Soy uno de los 70 millones de personas con la BlackBerry descuajeringada. Primero pensé que era sólo mi aparato el que hacía el tonto, pero, antes de tirarlo por el balcón, me enteré de que el problema era de ellos, quiero decir de la empresa RIM, la compañía que fabrica el artefacto y gestiona los servicios de datos que dependen de este. Cuando era pequeño y la tele en blanco y negro se estropeaba, teníamos claro que había averías de dos tipos: las nuestras (del televisor o de la antena de casa) y las de ellos (del servicio de TVE, emisora del régimen y en régimen de monopolio); si los responsables eran ellos, respirábamos tranquilos, dejábamos de dar golpes al receptor y sentenciábamos «es de ellos», a la manera de un conjuro que nos unía al resto de los hogares que se habían quedado sin disfrutar del Un, dos, tres, de la teleserie protagonizada por el detective Ironside o de los dibujos animados doblados en Puerto Rico. El lunes pasado, después de hurgar en mi BlackBerry un buen rato, de apagarla y encenderla varias veces, de ponerle y quitarle la batería, y de otras acciones irracionales, celebré que se tratara de un apagón global, recordando la precariedad tecnológica tribal de mi infancia. La hermandad implícita de los damnificados por estas contingencias reconforta mucho.

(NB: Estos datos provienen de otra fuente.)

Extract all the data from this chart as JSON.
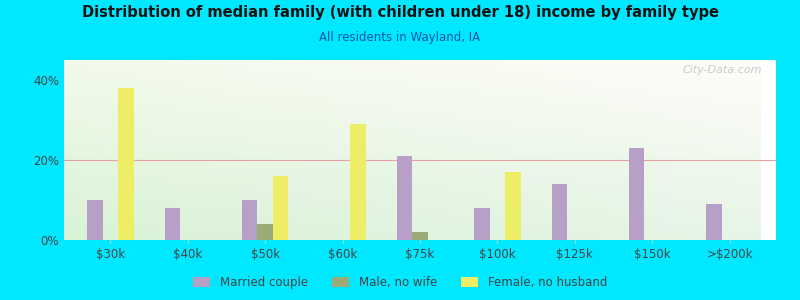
{
  "title": "Distribution of median family (with children under 18) income by family type",
  "subtitle": "All residents in Wayland, IA",
  "categories": [
    "$30k",
    "$40k",
    "$50k",
    "$60k",
    "$75k",
    "$100k",
    "$125k",
    "$150k",
    ">$200k"
  ],
  "series": {
    "Married couple": [
      10,
      8,
      10,
      0,
      21,
      8,
      14,
      23,
      9
    ],
    "Male, no wife": [
      0,
      0,
      4,
      0,
      2,
      0,
      0,
      0,
      0
    ],
    "Female, no husband": [
      38,
      0,
      16,
      29,
      0,
      17,
      0,
      0,
      0
    ]
  },
  "colors": {
    "Married couple": "#b89fc8",
    "Male, no wife": "#9aab78",
    "Female, no husband": "#eeee66"
  },
  "ylim": [
    0,
    45
  ],
  "yticks": [
    0,
    20,
    40
  ],
  "ytick_labels": [
    "0%",
    "20%",
    "40%"
  ],
  "grid_yticks": [
    20
  ],
  "bg_outer": "#00e8ff",
  "title_color": "#111111",
  "subtitle_color": "#0055aa",
  "axis_label_color": "#444444",
  "watermark": "City-Data.com"
}
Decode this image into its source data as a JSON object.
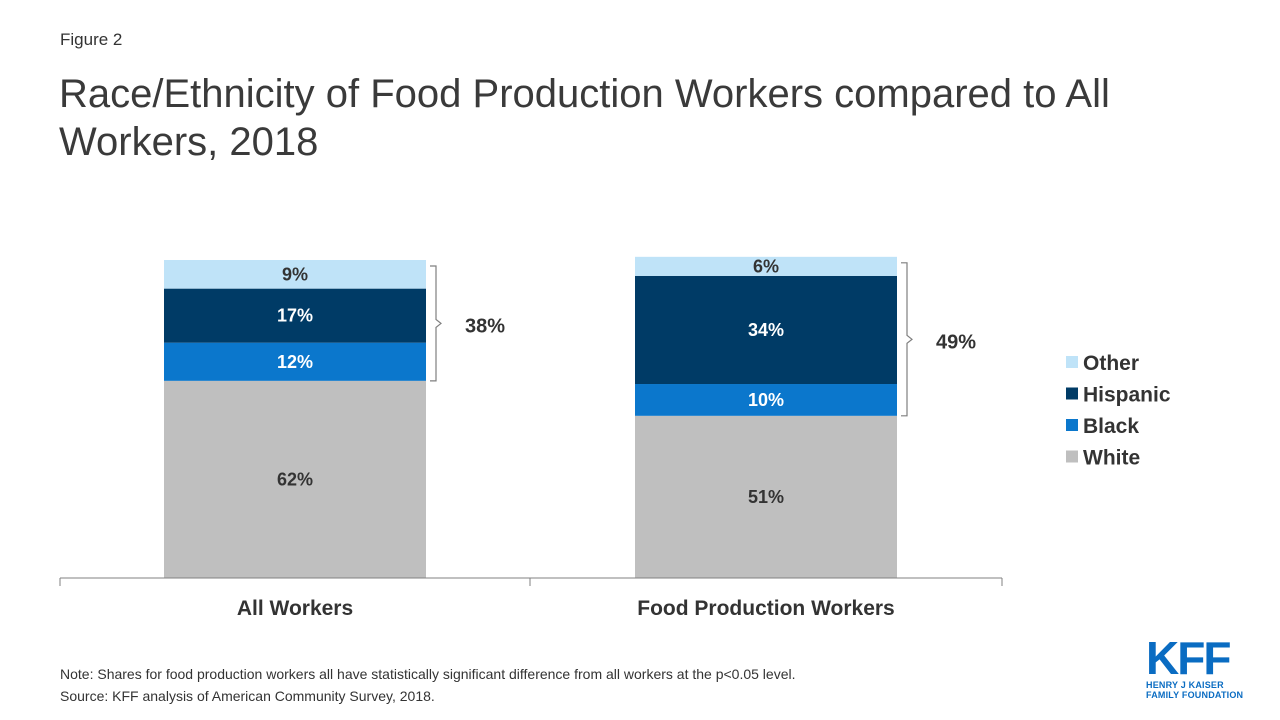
{
  "figure_label": "Figure 2",
  "title": "Race/Ethnicity of Food Production Workers compared to All Workers, 2018",
  "chart_data": {
    "type": "bar",
    "stacked": true,
    "categories": [
      "All Workers",
      "Food Production Workers"
    ],
    "series": [
      {
        "name": "White",
        "values": [
          62,
          51
        ],
        "labels": [
          "62%",
          "51%"
        ],
        "color": "#bfbfbf",
        "label_color": "#333333"
      },
      {
        "name": "Black",
        "values": [
          12,
          10
        ],
        "labels": [
          "12%",
          "10%"
        ],
        "color": "#0b77cc",
        "label_color": "#ffffff"
      },
      {
        "name": "Hispanic",
        "values": [
          17,
          34
        ],
        "labels": [
          "17%",
          "34%"
        ],
        "color": "#003b66",
        "label_color": "#ffffff"
      },
      {
        "name": "Other",
        "values": [
          9,
          6
        ],
        "labels": [
          "9%",
          "6%"
        ],
        "color": "#bfe3f8",
        "label_color": "#333333"
      }
    ],
    "brackets": [
      {
        "category": "All Workers",
        "label": "38%",
        "value": 38
      },
      {
        "category": "Food Production Workers",
        "label": "49%",
        "value": 49
      }
    ],
    "legend": {
      "position": "right",
      "order": [
        "Other",
        "Hispanic",
        "Black",
        "White"
      ]
    },
    "ylim": [
      0,
      100
    ],
    "grid": false
  },
  "note": "Note: Shares for food production workers all have statistically significant difference from all workers at the p<0.05 level.",
  "source": "Source: KFF analysis of American Community Survey, 2018.",
  "logo": {
    "mark": "KFF",
    "line1": "HENRY J KAISER",
    "line2": "FAMILY FOUNDATION"
  }
}
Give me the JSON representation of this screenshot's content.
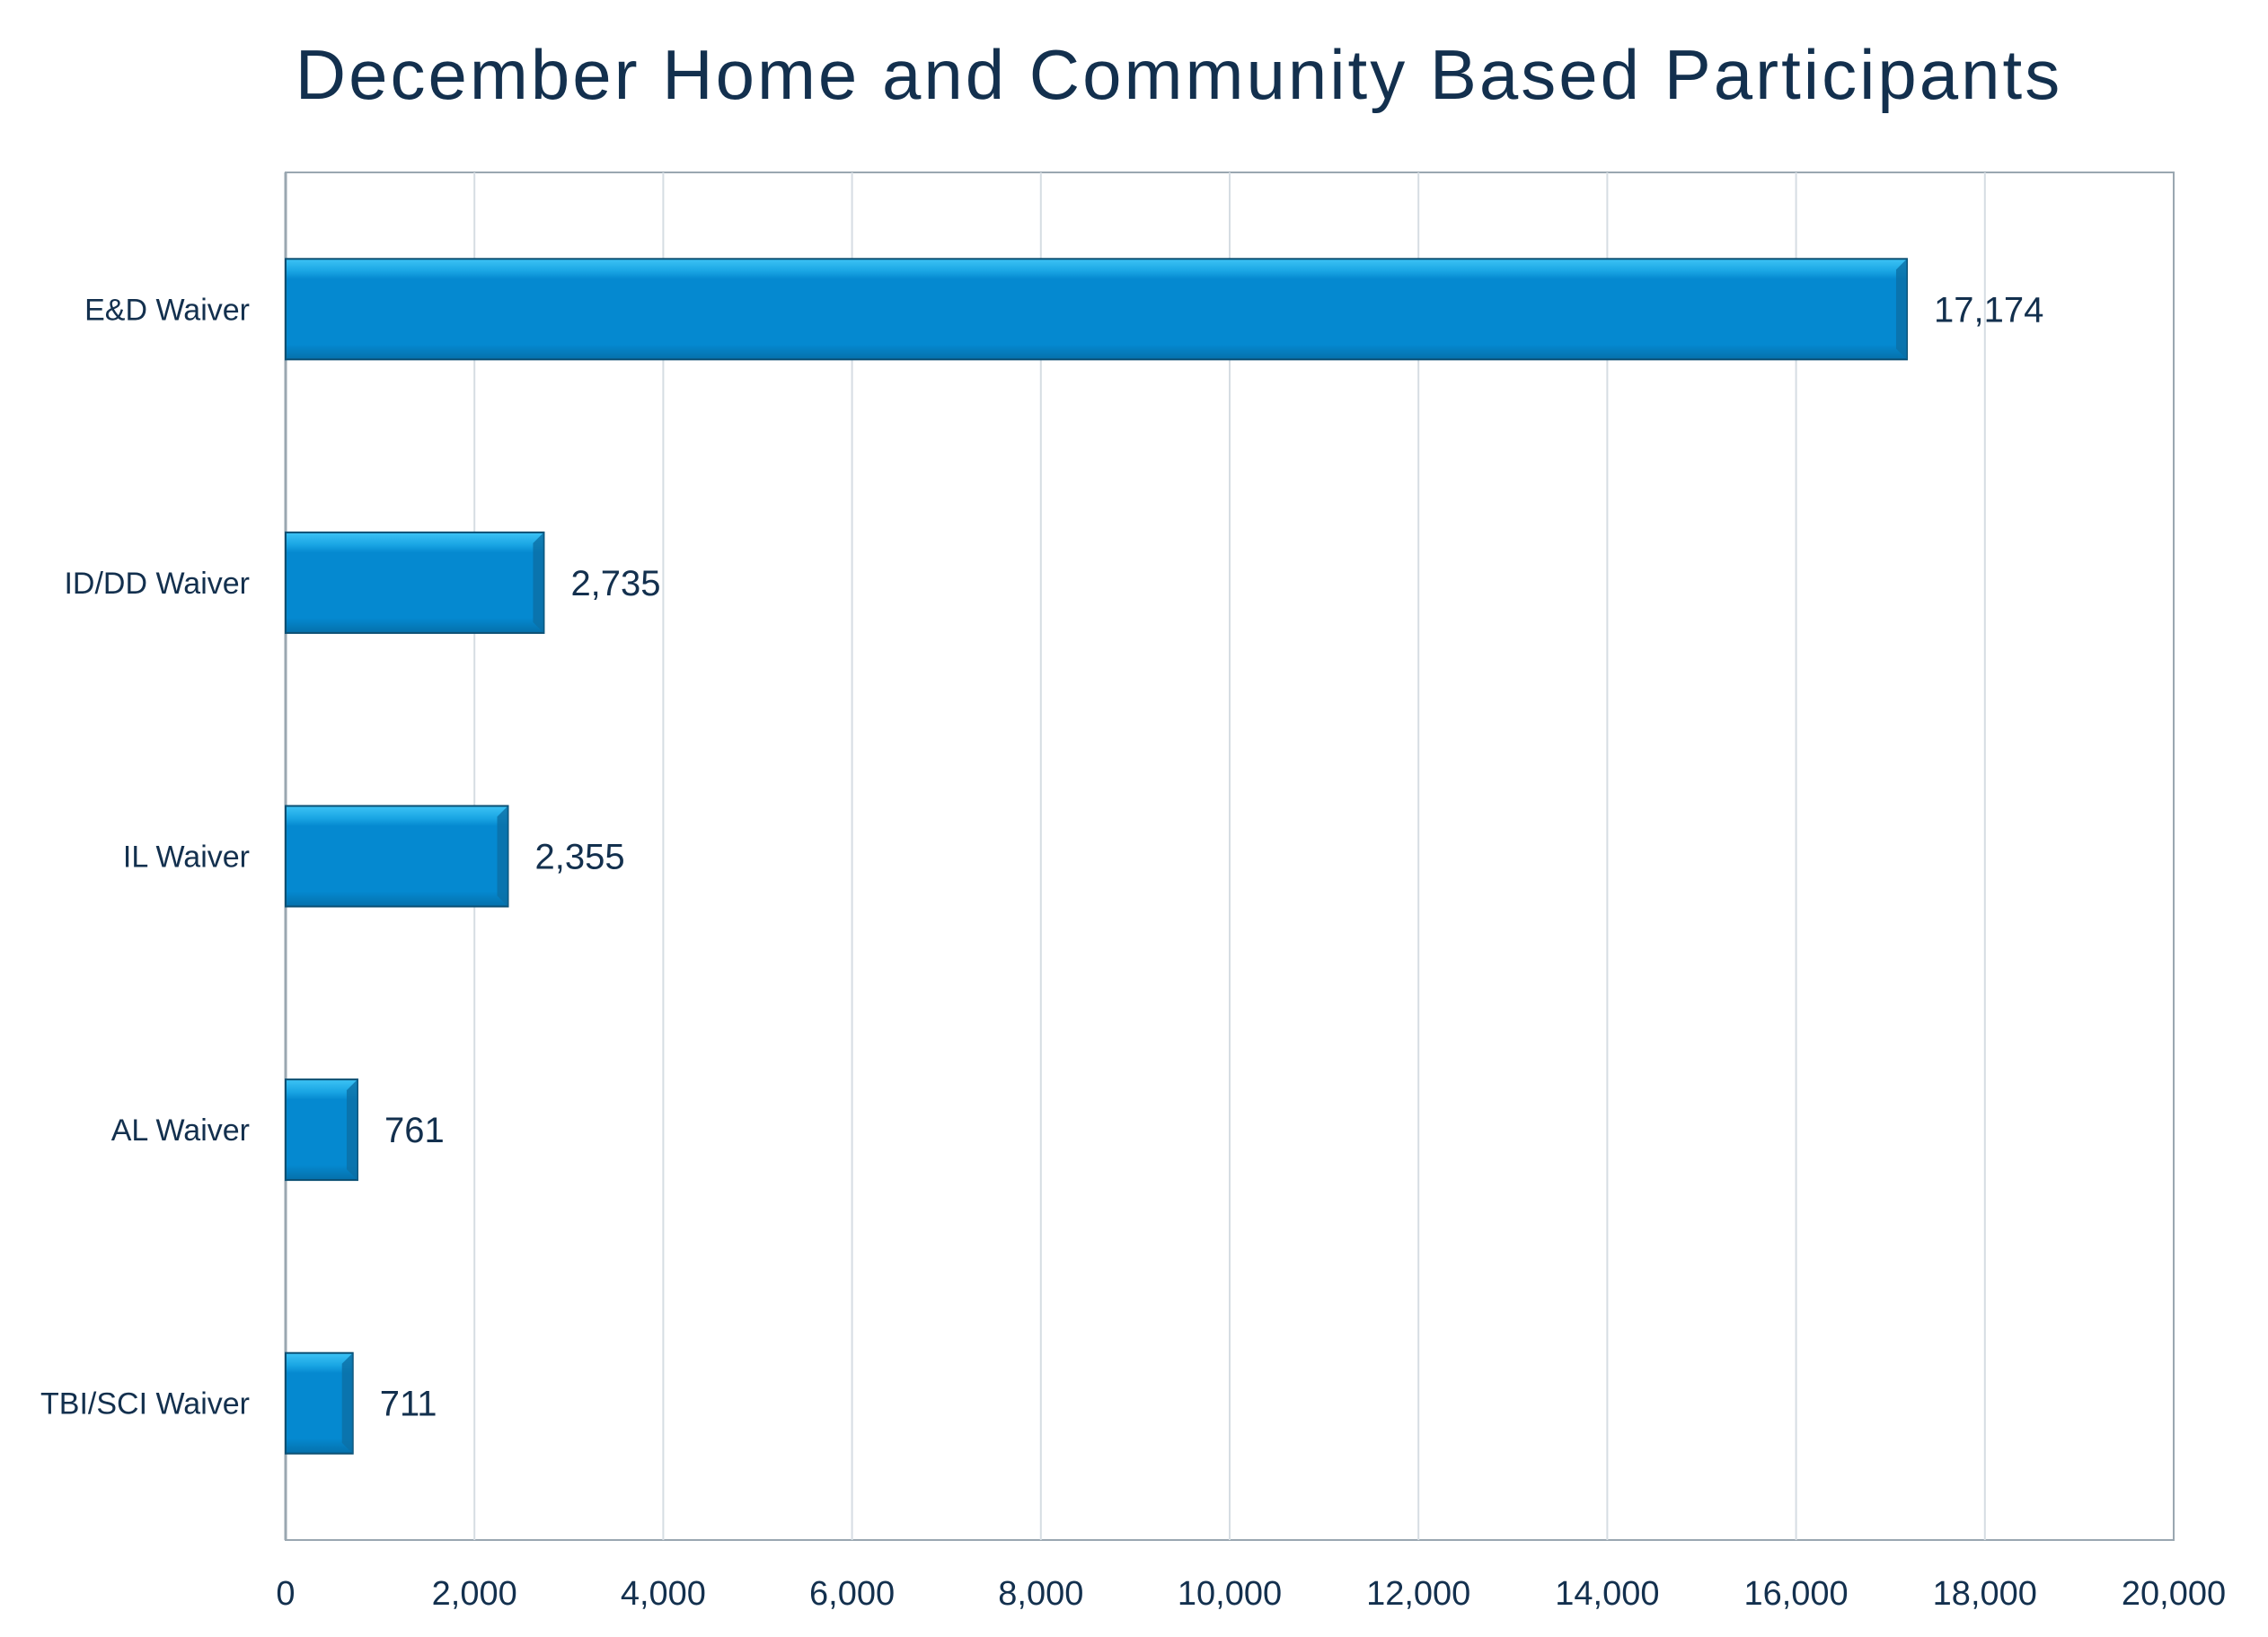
{
  "chart_data": {
    "type": "bar",
    "orientation": "horizontal",
    "title": "December Home and Community Based Participants",
    "xlabel": "",
    "ylabel": "",
    "categories": [
      "E&D Waiver",
      "ID/DD Waiver",
      "IL Waiver",
      "AL Waiver",
      "TBI/SCI Waiver"
    ],
    "values": [
      17174,
      2735,
      2355,
      761,
      711
    ],
    "data_labels": [
      "17,174",
      "2,735",
      "2,355",
      "761",
      "711"
    ],
    "xlim": [
      0,
      20000
    ],
    "x_ticks": [
      0,
      2000,
      4000,
      6000,
      8000,
      10000,
      12000,
      14000,
      16000,
      18000,
      20000
    ],
    "x_tick_labels": [
      "0",
      "2,000",
      "4,000",
      "6,000",
      "8,000",
      "10,000",
      "12,000",
      "14,000",
      "16,000",
      "18,000",
      "20,000"
    ],
    "grid": "vertical",
    "legend": "none",
    "colors": {
      "bar": "#0589d0",
      "bar_top": "#3dc3f5",
      "bar_edge": "#0b4f73",
      "grid": "#d6dde3",
      "frame": "#9aa7b1",
      "text": "#13304e"
    }
  }
}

Cuando escribo estas líneas, los de casa BlackBerry siguen desbordados, según se informa. El caso, que dura más de lo que una firma de este peso se puede permitir, invita a todo tipo de reflexiones sobre nuestra condición de seres siempre conectados. Si la tecnología que nos hace sentir un poco dioses se va al garete, parece que la tragedia está servida. Y reconozco que yo también me he enfadado ante esta emergencia y ante la evidente falta de eficacia y previsión de los que lideran un negocio tan importante. Con todo, aunque no pongo en duda los perjuicios económicos y de otro tipo que produce este episodio, no hay que exagerar. Dicho esto, tampoco nos pasemos por el otro lado, como cuando se dice que, gracias a este colapso en los servicios de mensajería y navegación por internet, muchos humanos han redescubierto la comunicación oral, lo que antes llamábamos hablar por teléfono.

¿Nos hemos vuelto más tontos de lo que acostumbramos a ser ante los sensacionales juguetes que prolongan nuestros sentidos? ¿Será cierto que sólo recuperamos la sopa de ajo por accidente? ¿Tanta gente había olvidado que algunas gestiones necesitan la conversación para desarrollarse con éxito? La oralidad gana terreno porque una avería planetaria nos obliga a llamar a aquel individuo con el que sólo intercambiábamos correos electrónicos. Todo esto me da tanta risa como los que han redescubierto el encanto de la tertulia en el bar de la esquina tras estar enganchados cada madrugada a chats y reuniones virtuales con Caperucita Roja, Batman o El Hombre del Saco.